Самохин был хам и хам первостатейный, но то ли ему всё прощали за профессионализм, то ли за ним кто-то стоял, настолько влиятельный, что он мог позволить себе орать даже на Кравца, но с Самохиным не связывались, и раз в неделю кто-нибудь из стажёров бегал на двести третий за «бумагой».
Сегодня эта «почетная обязанность» выпала Сашке.
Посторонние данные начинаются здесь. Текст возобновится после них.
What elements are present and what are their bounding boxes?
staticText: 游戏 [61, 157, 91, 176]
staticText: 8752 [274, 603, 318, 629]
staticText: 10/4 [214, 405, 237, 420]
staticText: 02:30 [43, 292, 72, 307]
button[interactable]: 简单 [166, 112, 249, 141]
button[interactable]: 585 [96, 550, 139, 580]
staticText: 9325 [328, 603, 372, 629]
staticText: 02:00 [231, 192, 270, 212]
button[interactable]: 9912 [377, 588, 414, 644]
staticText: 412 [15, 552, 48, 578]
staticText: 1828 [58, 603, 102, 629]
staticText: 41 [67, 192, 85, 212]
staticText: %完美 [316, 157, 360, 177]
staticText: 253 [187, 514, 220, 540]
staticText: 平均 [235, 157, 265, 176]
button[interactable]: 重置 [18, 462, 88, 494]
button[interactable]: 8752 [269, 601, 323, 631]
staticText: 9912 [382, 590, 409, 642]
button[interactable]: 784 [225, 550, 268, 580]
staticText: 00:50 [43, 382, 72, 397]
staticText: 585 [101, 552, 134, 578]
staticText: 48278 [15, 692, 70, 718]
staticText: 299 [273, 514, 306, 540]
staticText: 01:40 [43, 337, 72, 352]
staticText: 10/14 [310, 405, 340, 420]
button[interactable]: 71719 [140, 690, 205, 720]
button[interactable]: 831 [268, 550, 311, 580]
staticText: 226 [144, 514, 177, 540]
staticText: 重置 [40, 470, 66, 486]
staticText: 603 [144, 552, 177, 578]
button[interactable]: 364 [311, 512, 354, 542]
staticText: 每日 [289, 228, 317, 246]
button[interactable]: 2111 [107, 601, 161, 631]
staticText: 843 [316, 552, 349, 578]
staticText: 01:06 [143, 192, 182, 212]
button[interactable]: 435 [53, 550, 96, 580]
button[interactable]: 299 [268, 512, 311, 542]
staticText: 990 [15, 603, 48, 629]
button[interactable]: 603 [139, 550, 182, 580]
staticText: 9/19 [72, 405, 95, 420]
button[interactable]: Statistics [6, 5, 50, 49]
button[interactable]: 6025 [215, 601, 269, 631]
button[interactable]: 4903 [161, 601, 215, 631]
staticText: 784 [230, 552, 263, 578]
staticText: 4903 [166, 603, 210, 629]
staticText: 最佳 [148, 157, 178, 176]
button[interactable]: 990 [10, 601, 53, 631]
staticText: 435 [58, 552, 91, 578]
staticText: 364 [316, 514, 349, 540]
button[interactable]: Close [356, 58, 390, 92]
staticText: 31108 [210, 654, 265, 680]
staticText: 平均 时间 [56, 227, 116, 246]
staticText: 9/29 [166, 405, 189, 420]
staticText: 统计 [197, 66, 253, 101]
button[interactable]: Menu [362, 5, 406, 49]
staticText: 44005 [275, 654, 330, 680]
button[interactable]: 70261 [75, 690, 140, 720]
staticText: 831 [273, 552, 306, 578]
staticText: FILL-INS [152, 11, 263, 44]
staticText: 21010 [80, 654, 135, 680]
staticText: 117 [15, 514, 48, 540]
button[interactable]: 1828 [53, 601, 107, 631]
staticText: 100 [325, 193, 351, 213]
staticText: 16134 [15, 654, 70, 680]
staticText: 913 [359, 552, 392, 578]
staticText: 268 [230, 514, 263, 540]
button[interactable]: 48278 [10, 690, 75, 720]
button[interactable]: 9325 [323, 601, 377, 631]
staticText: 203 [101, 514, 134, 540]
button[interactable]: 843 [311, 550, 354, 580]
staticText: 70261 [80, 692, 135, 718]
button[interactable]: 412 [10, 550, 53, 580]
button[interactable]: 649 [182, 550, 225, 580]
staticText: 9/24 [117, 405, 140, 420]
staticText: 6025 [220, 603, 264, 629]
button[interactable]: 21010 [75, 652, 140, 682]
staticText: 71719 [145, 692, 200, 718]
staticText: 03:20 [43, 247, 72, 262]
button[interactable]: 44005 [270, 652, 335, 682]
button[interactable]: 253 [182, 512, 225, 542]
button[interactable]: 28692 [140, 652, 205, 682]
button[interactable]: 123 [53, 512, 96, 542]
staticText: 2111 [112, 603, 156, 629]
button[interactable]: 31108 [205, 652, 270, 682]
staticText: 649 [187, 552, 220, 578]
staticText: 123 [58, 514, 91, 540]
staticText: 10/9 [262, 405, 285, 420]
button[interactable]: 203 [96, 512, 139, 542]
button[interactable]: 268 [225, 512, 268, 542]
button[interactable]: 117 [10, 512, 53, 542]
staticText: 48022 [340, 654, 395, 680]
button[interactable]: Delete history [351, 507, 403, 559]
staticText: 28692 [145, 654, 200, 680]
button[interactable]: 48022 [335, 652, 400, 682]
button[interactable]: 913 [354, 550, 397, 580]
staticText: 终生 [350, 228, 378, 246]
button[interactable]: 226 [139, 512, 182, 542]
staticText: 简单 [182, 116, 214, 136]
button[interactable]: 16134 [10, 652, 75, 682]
На двести третьем он проторчал почти до обеда, потому что сначала не было человека, который выдавал эту чёртову бумагу, потом человек пришёл, но не сошлись цифры в накладной, Сашка звонил Елене Николаевне, та долго ругалась, тоже кому-то звонила, ругала Самохина, ругала Сашку за то, что он не проверил, как следует (а когда ему было проверять?), и в итоге, когда Сашка отчалил наконец-таки на лифте с несколькими упаковками бумаги, уже прозвучал гудок на обед.
Наскоро перекусив в столовке, Сашка чуть ли не бегом вернулся к себе в офис, где его снова ждала раздражённая Елена Николаевна. Он сначала подумал, что опять что-то не так с Самохинской бумагой, но дело оказалось во вчерашних отчётах, где он что-то недопроверил. Это было маловероятно, уж в чём-чём, а в этом Сашка был абсолютно уверен, но с начальством не спорят, и он послушно сел к компьютеру. Строчки прыгали, цифры расплывались, Сашка злился, и эта злость мешала сосредоточиться.
Но если б Сашка знал, что будет потом, он бы предпочёл ещё сто раз сбегать к Самохину и сто раз перепроверить отчёты. Потому что ближе к концу рабочего дня у них в офисе появился Савельев.
Уже увидев на пороге высокую плечистую фигуру Павла Григорьевича, Сашка понял, зачем он здесь. Сердце его ухнуло, и под ложечкой неприятно засвербело.